The beauty of nature is all around us, yet all too often we go racing off, far and wide, to see this beauty. In my case I just stepped out my back door, made a left turn and there, less than five metres away, was the nest of a scarlet-chested sunbird (Chalcomitra senegalensis).
The male of the species has a deep black colour to it and iridescent red chest and a small band of green. As per the case with many species of birds the females don’t have such vibrant plumage. They are a monogamous species and often use the same nest tree to build a fresh nest every year. From our observations of them in our garden, it would appear that the nest building is done by the female. It seems the male helps with collection of nest material (a lot of spiderwebs).
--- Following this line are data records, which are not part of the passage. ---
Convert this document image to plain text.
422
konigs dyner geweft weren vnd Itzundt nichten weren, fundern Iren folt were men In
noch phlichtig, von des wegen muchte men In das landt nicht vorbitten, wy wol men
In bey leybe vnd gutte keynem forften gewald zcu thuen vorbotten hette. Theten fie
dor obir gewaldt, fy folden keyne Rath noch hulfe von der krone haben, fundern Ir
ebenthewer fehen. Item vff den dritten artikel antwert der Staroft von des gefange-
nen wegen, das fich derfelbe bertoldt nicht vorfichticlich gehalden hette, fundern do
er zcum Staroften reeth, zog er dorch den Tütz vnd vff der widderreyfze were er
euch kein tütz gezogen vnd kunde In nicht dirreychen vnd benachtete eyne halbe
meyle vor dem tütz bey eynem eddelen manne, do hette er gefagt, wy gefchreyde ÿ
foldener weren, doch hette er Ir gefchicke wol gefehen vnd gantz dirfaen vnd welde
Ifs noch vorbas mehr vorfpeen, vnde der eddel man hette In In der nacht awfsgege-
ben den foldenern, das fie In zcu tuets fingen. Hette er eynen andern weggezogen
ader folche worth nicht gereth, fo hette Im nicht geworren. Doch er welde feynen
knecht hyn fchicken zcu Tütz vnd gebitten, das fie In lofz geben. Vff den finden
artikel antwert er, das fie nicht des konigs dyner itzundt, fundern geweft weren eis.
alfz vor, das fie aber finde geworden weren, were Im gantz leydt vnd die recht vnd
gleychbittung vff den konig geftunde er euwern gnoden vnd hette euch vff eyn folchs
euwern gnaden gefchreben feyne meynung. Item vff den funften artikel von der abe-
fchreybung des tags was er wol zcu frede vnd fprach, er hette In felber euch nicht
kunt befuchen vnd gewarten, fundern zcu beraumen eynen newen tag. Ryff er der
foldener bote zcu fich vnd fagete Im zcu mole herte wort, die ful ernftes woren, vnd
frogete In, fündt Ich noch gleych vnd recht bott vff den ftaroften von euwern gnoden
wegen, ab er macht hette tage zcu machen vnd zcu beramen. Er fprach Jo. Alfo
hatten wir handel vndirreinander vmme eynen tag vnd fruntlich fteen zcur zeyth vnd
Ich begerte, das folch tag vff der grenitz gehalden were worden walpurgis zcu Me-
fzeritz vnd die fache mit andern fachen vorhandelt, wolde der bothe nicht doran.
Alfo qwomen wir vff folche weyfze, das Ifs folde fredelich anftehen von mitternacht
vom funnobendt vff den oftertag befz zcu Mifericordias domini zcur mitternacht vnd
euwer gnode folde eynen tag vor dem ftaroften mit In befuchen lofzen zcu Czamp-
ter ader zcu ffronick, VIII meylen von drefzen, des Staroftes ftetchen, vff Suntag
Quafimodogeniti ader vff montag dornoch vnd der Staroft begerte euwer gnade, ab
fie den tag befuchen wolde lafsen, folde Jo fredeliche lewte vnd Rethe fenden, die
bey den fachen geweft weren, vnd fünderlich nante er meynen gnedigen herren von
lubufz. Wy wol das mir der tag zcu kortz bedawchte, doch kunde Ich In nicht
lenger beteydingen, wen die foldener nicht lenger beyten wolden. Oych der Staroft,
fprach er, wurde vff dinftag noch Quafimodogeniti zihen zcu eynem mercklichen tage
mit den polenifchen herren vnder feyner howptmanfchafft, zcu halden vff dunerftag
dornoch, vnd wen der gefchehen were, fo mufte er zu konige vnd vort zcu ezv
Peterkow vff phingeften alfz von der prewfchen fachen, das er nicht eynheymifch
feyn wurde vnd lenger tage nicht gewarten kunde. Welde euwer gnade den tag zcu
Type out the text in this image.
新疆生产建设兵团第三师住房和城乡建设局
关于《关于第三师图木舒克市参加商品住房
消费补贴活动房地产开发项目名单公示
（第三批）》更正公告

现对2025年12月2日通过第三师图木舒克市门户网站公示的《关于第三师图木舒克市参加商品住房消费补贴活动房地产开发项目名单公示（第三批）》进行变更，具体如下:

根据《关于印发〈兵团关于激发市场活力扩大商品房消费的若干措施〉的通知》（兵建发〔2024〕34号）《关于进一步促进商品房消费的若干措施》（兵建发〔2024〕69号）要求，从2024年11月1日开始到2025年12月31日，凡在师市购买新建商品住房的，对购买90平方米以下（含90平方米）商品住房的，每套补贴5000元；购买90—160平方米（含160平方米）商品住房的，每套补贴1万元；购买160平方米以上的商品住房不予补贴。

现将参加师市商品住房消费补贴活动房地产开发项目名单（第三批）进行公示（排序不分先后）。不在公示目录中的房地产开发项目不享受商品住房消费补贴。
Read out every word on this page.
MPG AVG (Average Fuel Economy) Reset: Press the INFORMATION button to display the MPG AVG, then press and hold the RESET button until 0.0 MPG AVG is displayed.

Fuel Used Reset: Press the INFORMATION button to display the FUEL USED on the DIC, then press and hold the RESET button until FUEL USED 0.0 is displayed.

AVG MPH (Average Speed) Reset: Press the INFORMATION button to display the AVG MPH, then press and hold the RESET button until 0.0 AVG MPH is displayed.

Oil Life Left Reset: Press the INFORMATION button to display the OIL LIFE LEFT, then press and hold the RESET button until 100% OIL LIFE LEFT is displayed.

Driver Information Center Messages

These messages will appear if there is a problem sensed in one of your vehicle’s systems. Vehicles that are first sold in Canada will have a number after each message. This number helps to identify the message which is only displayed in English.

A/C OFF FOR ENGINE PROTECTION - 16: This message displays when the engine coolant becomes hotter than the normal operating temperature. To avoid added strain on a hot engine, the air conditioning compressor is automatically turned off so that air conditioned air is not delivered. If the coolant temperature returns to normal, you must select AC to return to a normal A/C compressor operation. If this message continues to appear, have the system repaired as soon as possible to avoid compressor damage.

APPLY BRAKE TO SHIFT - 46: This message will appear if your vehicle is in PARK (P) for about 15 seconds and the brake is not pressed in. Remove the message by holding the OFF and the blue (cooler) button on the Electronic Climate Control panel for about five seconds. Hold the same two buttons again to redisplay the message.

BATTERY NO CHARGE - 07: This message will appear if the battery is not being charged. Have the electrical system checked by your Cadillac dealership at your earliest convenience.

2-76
The male is also responsible for the protection of the breeding territory, chasing away any unwanted intruders.
Typically the female lays one to three eggs and the incubation period is about two weeks. Once the eggs have hatched, the nesting period is between 15 to 20 days. It was over this period that we were able to watch the adults busy at work, feeding the chicks who eat a lot of insects.
It really was such a privilege to watch these birds in action, from the female building the nest to both of them feeding and looking after their youngsters, to waking up one morning to see an empty nest, and now watching the adults feeding the sub-adult youngsters.
In the photograph you can see the female getting ready to feed her very hungry chicks. It’s a non-stop job for the two parents, feeding the chicks a wide range of insects. By the looks of it, in this picture the meal was a spider or two.
It’s also worth taking note of the intricate detail that goes into the building of the nest. Just before she is ready to lay her eggs she will start adding extra features like lichen and leaves to add more camouflage.